In part, some cases of agoraphobia can be explained by the following parameters:

  • Use of certain substances: The chronic use of tranquilizers and benzodiazepines has been associated in some investigations with the appearance of agoraphobia. Interestingly, these same drugs are used to alleviate other anxiety disorders.
  • Attachment theory: Although this issue is quite complex, the central concept can be summarized by the patient’s intolerance toward being away from a “secure base”, such as their home.
  • Spatial theory: In recent years, the relationship of the environment with the appearance of agoraphobia has been analyzed with special interest. It’s believed that this anxiety disorder could be linked to the modernization of the environment, that is, to the presence of many open spaces, vehicles, clusters of people, and urbanized structures.

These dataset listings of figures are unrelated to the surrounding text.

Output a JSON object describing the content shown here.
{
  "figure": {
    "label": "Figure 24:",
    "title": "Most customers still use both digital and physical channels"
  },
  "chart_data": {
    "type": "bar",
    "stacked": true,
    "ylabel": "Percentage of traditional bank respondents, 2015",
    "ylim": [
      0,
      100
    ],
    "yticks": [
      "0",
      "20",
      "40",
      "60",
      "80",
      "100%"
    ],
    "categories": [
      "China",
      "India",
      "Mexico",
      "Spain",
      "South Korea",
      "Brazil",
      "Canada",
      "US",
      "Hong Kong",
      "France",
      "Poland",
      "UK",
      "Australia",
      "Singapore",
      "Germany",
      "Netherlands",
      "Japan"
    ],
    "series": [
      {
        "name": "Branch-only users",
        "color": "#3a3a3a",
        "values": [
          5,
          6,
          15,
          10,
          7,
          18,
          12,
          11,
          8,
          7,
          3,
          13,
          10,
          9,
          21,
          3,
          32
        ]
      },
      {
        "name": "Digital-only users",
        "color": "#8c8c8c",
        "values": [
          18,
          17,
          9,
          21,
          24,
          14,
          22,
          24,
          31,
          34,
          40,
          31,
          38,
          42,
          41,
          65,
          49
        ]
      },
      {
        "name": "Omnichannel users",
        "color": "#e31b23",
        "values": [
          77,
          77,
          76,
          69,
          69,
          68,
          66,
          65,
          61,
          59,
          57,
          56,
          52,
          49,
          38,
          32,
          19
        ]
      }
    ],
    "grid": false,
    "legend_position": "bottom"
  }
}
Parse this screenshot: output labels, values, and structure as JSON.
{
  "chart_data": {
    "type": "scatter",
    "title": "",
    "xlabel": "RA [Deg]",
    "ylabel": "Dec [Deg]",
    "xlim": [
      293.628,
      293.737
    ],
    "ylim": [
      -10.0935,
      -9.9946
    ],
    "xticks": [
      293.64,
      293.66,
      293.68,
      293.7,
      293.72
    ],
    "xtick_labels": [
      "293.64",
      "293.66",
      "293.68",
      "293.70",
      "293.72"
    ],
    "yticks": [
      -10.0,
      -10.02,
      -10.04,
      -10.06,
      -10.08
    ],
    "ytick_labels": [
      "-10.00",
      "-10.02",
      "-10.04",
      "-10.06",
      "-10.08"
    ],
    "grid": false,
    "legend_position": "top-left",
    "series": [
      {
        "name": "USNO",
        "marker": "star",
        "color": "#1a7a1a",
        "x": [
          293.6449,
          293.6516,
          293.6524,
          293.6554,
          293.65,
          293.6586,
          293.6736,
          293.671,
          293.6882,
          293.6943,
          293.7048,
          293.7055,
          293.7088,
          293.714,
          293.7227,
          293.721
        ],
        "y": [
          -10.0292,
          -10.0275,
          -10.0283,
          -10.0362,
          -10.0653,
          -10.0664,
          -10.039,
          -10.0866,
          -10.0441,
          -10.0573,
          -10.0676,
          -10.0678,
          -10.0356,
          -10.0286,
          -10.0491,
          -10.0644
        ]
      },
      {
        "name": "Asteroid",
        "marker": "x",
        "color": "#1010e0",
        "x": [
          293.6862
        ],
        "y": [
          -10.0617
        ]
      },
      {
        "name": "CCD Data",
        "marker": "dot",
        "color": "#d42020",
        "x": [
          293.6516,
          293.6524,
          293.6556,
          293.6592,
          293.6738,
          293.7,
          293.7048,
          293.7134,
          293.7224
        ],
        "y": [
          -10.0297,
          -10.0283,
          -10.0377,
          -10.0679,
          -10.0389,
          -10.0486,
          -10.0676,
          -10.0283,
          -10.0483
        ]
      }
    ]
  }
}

Beyond these theories, there’s no consensus on the degree of relationship that experiences during childhood, the patient’s personality, and psychosocial risks may have in the development of agoraphobia.

Causes of social phobia

In contrast, we’ll present some of the triggers of social phobia in the following list:

  • Genetics: It’s complex to identify genetic markers that link the DNA of a family tree with social anxiety, but a certain correlation has been detected. For example, identical twin brothers who are raised in different environments have a 30-50% chance of having the condition at the same time.
  • Social experiences: Unlike agoraphobia, social phobia can be linked in many cases to certain specific traumatic events.
  • Cultural influences: Education focused on shame and reserve has historically been associated with social anxiety. For example, children are more likely to present this type of phobia when the importance of the opinion of others is overemphasized and shame is used as a weapon to repress them.
  • The consumption of certain substances: Alcohol is often used to alleviate the symptoms of social phobia, but excessive consumption can make it worse in the long term.

Therefore, we can summarize this point in that the causality of social phobia is somewhat better known than that of agoraphobia. Although both clinical pictures continue to present many unknowns, genetic inference and cultural influences have been further explored in the social sphere.

Two anxiety disorders that need to be treated

Here, we’ve presented the main differences between agoraphobia and social phobia, but you shouldn’t forget that both clinical pictures are about disorders that must be treated. Experiencing panic when leaving the house and being in public spaces or going to a social gathering isn’t normal: Being an introvert is a trait, but having phobic tendencies indicates a disease.

Both disorders respond well to the joint action of psychotherapy and a pharmacological approach. If you’ve seen yourself reflected in any of these lines and you have symptoms of any psychiatric disorder for more than a few days, don’t hesitate to seek professional help. Getting better is always possible if you get the right care on time.